Viviamo sulla nostra pelle una epidemia, per la sua diffusione globale una vera e propria pandemia, che prima o poi finirà. I contagi diminuiranno, il virus si estinguerà, si troverà un vaccino, si tornerà alla vita di tutti i giorni (sicuramente ad una vita “diversa”), si farà il conto dei danni e dei decessi, ci saranno polemiche, probabilmente inchieste, si riapriranno le attività, saranno quantificati i danni economici e finanziari. Il “d.C.”, il dopo Coronavirus, non sarà sicuramente come prima, bisognerà guardare al futuro ma con un doveroso sguardo al passato, per non ripetere gli stessi errori.

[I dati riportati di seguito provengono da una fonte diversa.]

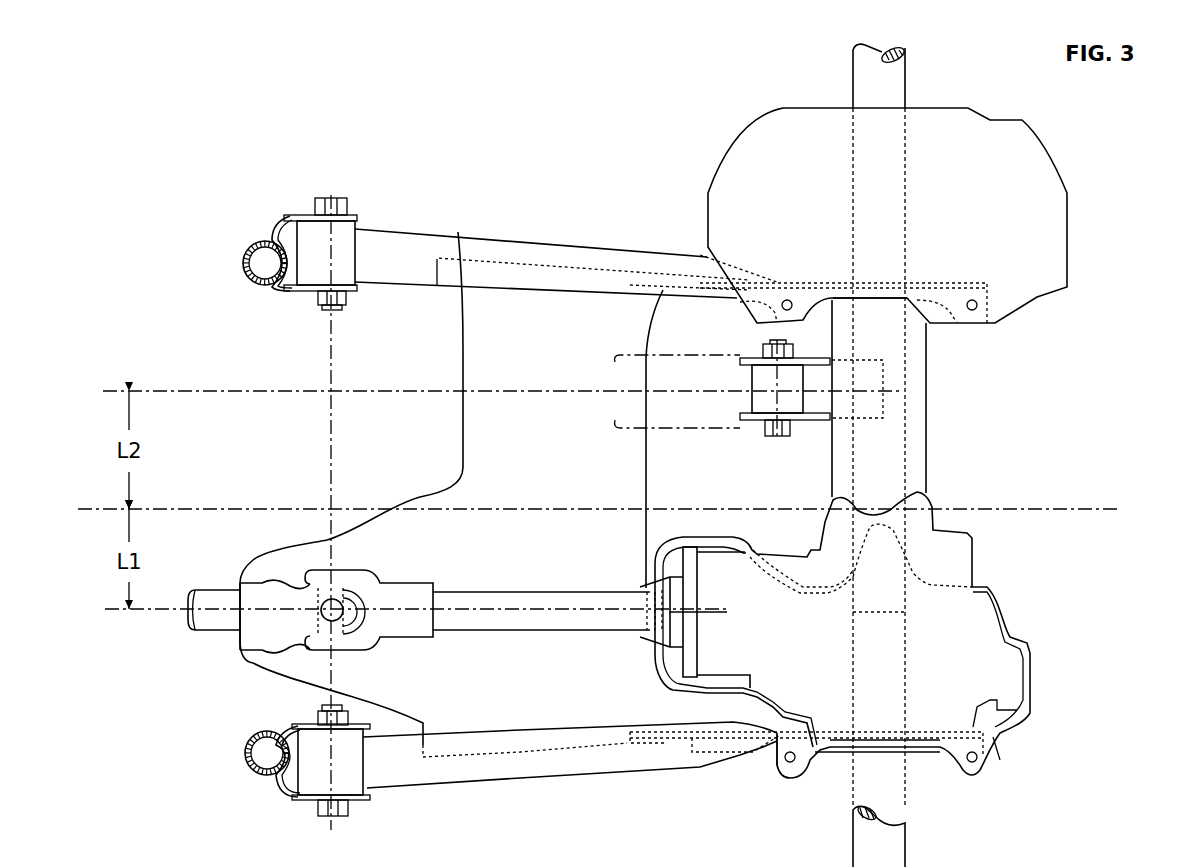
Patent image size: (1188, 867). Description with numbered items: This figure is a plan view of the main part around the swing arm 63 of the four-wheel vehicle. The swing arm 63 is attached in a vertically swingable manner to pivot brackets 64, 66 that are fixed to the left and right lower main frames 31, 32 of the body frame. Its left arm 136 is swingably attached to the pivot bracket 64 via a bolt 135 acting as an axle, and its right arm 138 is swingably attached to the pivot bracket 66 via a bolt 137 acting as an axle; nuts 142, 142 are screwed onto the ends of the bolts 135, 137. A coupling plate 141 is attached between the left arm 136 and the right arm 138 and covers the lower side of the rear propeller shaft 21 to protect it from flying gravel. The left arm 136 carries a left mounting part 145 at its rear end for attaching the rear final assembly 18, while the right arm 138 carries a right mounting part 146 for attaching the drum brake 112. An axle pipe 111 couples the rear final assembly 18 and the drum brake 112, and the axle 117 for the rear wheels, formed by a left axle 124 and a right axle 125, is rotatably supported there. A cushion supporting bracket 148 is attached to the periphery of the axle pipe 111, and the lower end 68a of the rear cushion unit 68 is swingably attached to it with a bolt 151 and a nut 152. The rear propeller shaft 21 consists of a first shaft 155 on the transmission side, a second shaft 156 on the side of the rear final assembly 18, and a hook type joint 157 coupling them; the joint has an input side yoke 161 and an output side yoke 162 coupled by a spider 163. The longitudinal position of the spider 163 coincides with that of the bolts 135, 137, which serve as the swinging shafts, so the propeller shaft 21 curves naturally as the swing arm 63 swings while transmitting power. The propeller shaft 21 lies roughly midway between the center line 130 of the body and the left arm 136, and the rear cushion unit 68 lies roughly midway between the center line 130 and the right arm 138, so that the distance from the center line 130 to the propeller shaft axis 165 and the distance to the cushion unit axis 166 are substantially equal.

The rear final assembly 18 is at (987, 680).
The rear propeller shaft 21 is at (588, 624).
The lower main frame 31 is at (245, 748).
The lower main frame 32 is at (243, 258).
The swing arm 63 is at (458, 230).
The pivot bracket 64 is at (290, 792).
The pivot bracket 66 is at (283, 222).
The rear cushion unit 68 is at (697, 350).
The lower end 68a is at (767, 410).
The axle pipe 111 is at (924, 440).
The drum brake 112 is at (1038, 168).
The axle 117 is at (845, 88).
The left axle 124 is at (912, 812).
The right axle 125 is at (897, 77).
The center line of the body 130 is at (91, 509).
The bolt 135 is at (350, 810).
The left arm 136 is at (570, 763).
The bolt 137 is at (345, 201).
The right arm 138 is at (512, 250).
The coupling plate 141 is at (579, 320).
The nut 142 is at (312, 302).
The left mounting part 145 is at (833, 760).
The right mounting part 146 is at (990, 305).
The cushion supporting bracket 148 is at (820, 360).
The bolt 151 is at (777, 438).
The nut 152 is at (765, 348).
The first shaft 155 is at (210, 622).
The second shaft 156 is at (495, 625).
The hook type joint 157 is at (423, 648).
The input side yoke 161 is at (262, 590).
The output side yoke 162 is at (363, 582).
The spider 163 is at (326, 600).
The axis of the rear propeller shaft 165 is at (110, 611).
The axis of the rear cushion unit 166 is at (108, 390).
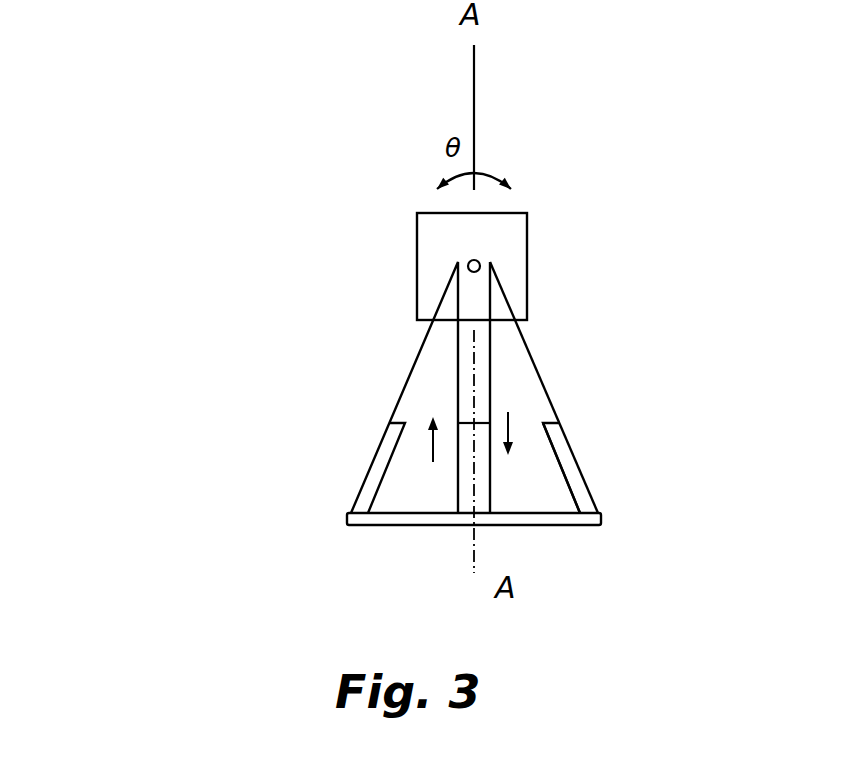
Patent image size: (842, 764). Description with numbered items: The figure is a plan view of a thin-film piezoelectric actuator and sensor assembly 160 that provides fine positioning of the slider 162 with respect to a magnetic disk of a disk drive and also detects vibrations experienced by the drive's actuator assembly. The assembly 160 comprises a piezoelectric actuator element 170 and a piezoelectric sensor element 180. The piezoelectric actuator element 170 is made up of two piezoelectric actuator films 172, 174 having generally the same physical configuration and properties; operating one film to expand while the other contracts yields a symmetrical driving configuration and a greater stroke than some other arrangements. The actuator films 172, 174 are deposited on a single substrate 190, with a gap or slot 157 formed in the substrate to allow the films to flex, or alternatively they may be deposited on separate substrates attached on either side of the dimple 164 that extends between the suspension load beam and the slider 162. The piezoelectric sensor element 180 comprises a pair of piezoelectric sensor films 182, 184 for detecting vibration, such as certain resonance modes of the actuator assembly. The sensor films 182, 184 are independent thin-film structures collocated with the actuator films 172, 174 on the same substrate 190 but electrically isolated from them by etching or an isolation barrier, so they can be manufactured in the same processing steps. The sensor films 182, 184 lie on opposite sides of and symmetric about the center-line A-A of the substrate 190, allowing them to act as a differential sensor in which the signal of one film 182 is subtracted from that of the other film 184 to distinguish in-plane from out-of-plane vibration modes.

The gap or slot 157 is at (467, 328).
The piezoelectric actuator and sensor assembly 160 is at (297, 332).
The slider 162 is at (527, 248).
The dimple 164 is at (468, 261).
The piezoelectric actuator element 170 is at (535, 346).
The piezoelectric actuator film 172 is at (430, 375).
The piezoelectric actuator film 174 is at (532, 395).
The piezoelectric sensor element 180 is at (580, 453).
The piezoelectric sensor film 182 is at (377, 472).
The piezoelectric sensor film 184 is at (578, 482).
The substrate 190 is at (483, 498).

Nel frattempo, la Città Eterna ci osserva severa e rassicurante, splendida ed agghiacciante. Il Ponentino, il venticello che passa sui sette Colli e che si infila negli antichi vicoli, sussurra “qualcosa” a chi sa ascoltare. Le strade, le piazze, le fontane, i palazzi, i monumenti pare che prendano vita, li guardi, li ascolti, li “odori”, respiri a pieni polmoni un’aria mai così pura. Se alzi lo sguardo al cielo, mai così limpido, ti vengono in mente le colonne sonore della tua vita… “Roma nun fà la stupida stasera”, “quanto sei bella Roma quando è sera, quando la luna risplende sopra ar Cupolone…”, “il cielo è sempre più blu”, “azzurro”, “la vita è adesso”, “we are the world, we are the children, we are the ones who make a brighter day, so let’s start giving”.